Does it record 2-way audio in good quality? Ear & speaker & Bluetooth

https://f-droid.org/packages/com.github.axet.callrecorder

I wonder how much Google actually makes on these. I won't be surprised if they basically make nothing on them.

It is a bit fun that seemingly the best way to de-google and de-apple yourself is to buy an actual Google device and install grapheneos on it.

> If we make our own device with an OEM using Snapdragon, we'd have access to most of the sources for their driver libraries/services and a lot of firmware. It's not open source but OEMs have access.

Is it normal that phone OEMs have access to most of the source code of the kernel drivers and user space libraries provided by the SoC vendor.

I worked in the home router business and there it was normal that a OEM gets most of the kernel drivers and user space code in source code, but it was often restricted what they are allowed to publish in source code. Many vendors even published much less than they had to according to GPL and allowed by the SoC vendor.

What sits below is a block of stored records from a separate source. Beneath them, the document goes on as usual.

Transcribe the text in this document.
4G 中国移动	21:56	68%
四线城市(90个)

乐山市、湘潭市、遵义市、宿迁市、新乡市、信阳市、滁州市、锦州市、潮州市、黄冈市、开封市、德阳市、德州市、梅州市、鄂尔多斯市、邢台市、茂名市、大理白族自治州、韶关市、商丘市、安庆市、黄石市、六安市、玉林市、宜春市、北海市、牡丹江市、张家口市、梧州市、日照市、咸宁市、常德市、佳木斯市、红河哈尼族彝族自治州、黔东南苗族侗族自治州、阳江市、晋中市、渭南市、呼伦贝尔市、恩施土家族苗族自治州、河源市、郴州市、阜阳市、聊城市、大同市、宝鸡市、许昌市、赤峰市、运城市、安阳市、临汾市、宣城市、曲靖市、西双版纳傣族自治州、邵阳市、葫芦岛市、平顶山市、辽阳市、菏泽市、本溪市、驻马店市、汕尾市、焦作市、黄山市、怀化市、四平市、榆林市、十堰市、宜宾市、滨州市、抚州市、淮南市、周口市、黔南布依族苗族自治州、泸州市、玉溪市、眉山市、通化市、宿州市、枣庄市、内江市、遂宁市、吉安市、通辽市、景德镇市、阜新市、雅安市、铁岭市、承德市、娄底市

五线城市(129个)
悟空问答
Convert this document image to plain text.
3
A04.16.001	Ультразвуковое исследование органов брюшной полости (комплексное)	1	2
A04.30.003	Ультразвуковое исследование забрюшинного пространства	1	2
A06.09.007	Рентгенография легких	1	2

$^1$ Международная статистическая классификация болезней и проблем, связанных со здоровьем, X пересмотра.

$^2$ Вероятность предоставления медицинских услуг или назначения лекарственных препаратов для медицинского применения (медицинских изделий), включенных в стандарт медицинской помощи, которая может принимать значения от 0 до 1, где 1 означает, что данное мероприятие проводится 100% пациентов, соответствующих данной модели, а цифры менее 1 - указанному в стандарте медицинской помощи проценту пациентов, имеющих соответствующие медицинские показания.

I have heard that in the smart TV industry OEMs sometimes are only allowed to write an app and have no kernel source code access for their product.

Interesting. I used to have problems using such apps on LineageOS due to their dependence on this Google Push Messaging service (don't remember what it's called) and also dependence on Google Maps services.

(Grab is like Uber/Bolt but used in different regions of the world.)

Camera quality of LineageOS was really bad.

A voyage was the catalyst for switching to iPhone as this seemed back then the best option to LineageOS and I couldn't risk not being able to use such logistically relevant apps.

Especially in Asia you have to be ready to install and use whatever app is required and not being able to might be seriously handicapping.

GrapheneOS Camera does have HDR+ and Night mode on Pixels along with HDRnet and EIS for videos. Pixel Camera has more features and more aggressive HDR+.